Lawrence Schonbrun, who represents another investor, called the attorney fees being requested exorbitant and "an affront to every working person in this country."

The $7.2 billion comes mostly from settlements made with such financial institutions as Bank of America, JPMorgan Chase & Co. and Citigroup.

There are still several financial institutions that remain as defendants in the Enron case, including Merrill Lynch & Co., Credit Suisse First Boston and Barclays Bank PLC. Several former Enron officers also remain, including former chief executive Jeffrey Skilling.

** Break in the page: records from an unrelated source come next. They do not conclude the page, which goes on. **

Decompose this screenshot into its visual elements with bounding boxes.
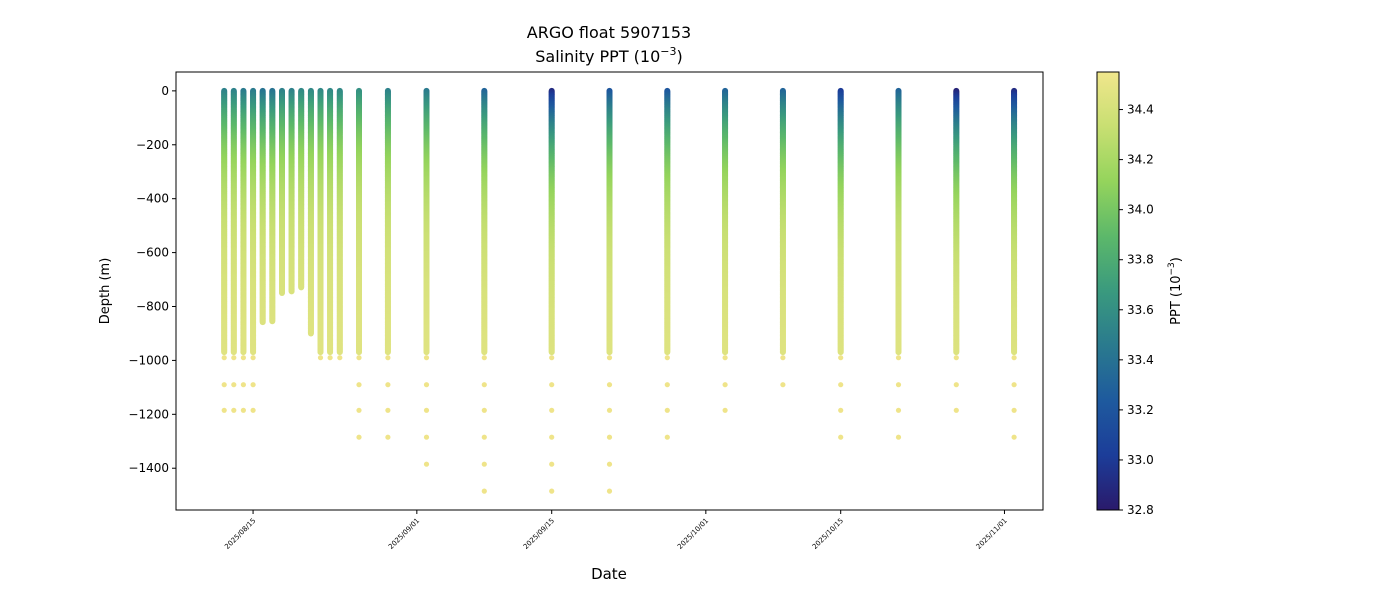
chart-title: ARGO float 5907153 [527,23,691,42]
deep-point [423,461,430,467]
deep-point [231,355,237,361]
deep-point [231,382,237,388]
deep-point [327,355,333,361]
profile-point [221,349,228,356]
profile-2025-08-22 [317,87,324,361]
profile-point [307,330,314,337]
deep-point [221,407,227,413]
chart-subtitle-suffix: ) [677,47,683,66]
deep-point [240,407,246,413]
profile-point [288,288,295,295]
profile-point [279,290,285,296]
profile-2025-08-14 [240,87,247,413]
profile-point [384,349,391,356]
chart-subtitle: Salinity PPT (10−3) [535,45,683,66]
deep-point [423,382,430,388]
profile-2025-08-12 [221,87,228,413]
deep-point [423,355,430,361]
deep-point [423,407,430,413]
deep-point [231,407,237,413]
profile-point [317,349,324,356]
profile-2025-08-15 [250,87,257,413]
profile-point [423,349,430,356]
deep-point [240,355,246,361]
profile-2025-08-24 [336,87,343,361]
profile-point [259,319,266,326]
deep-point [423,434,430,440]
deep-point [240,382,246,388]
deep-point [221,355,227,361]
profile-point [250,349,257,356]
deep-point [385,407,391,413]
profile-2025-08-16 [259,87,266,326]
deep-point [356,382,362,388]
plot-area [175,71,1044,511]
deep-point [356,407,362,413]
profile-2025-09-02 [423,87,430,467]
profile-2025-08-26 [356,87,362,440]
profile-point [356,349,362,356]
deep-point [317,355,324,361]
deep-point [356,355,362,361]
deep-point [385,382,391,388]
profile-2025-08-17 [269,87,276,325]
deep-point [356,434,362,440]
profile-point [240,349,247,356]
profile-point [327,349,334,356]
profile-point [298,284,305,291]
profile-2025-08-18 [279,87,285,296]
profile-2025-08-21 [307,87,314,337]
deep-point [250,382,256,388]
chart-subtitle-prefix: Salinity PPT (10 [535,47,660,66]
profile-2025-08-19 [288,87,295,295]
chart-subtitle-exp: −3 [660,45,676,58]
profile-2025-08-23 [327,87,334,361]
profile-2025-08-13 [230,87,237,413]
profile-point [230,349,237,356]
profile-2025-08-29 [384,87,391,440]
profile-2025-08-20 [298,87,305,291]
profile-point [269,318,276,325]
deep-point [385,355,391,361]
deep-point [250,407,256,413]
deep-point [250,355,256,361]
deep-point [221,382,227,388]
profile-point [336,349,343,356]
deep-point [337,355,343,361]
scatter-points [221,87,1018,494]
profile-2025-09-08 [481,87,488,494]
deep-point [385,434,391,440]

But the lawsuit has been on hold since an appeals court last year ruled shareholders and investors could not sue as a class, which would have allowed them to pool their resources to sue as a group and have more leverage to settle the case out of court.

The U.S. Supreme Court in January refused to hear arguments in the lawsuit. The high court in a similar case gave a measure of protection from securities lawsuits to suppliers, banks, accountants and law firms that do business with corporations engaging in securities fraud.

Attorneys for Merrill Lynch & Co., Credit Suisse First Boston and Barclays Bank PLC have said they will again ask Harmon to drop their clients from the lawsuit in light of the Supreme Court's ruling in the similar case.

Enron, once the nation's seventh-largest company, entered bankruptcy proceedings in December 2001 after years of accounting tricks could no longer hide billions in debt or make failing ventures appear profitable. The collapse wiped out thousands of jobs, more than $60 billion in market value and more than $2 billion in pension plans.

Enron founder Kenneth Lay and Skilling were convicted in 2006 for their roles in the company's collapse. Skilling is serving a sentence of more than 24 years. Lay's convictions for conspiracy, fraud and other charges were wiped out after he died of heart disease in 2006.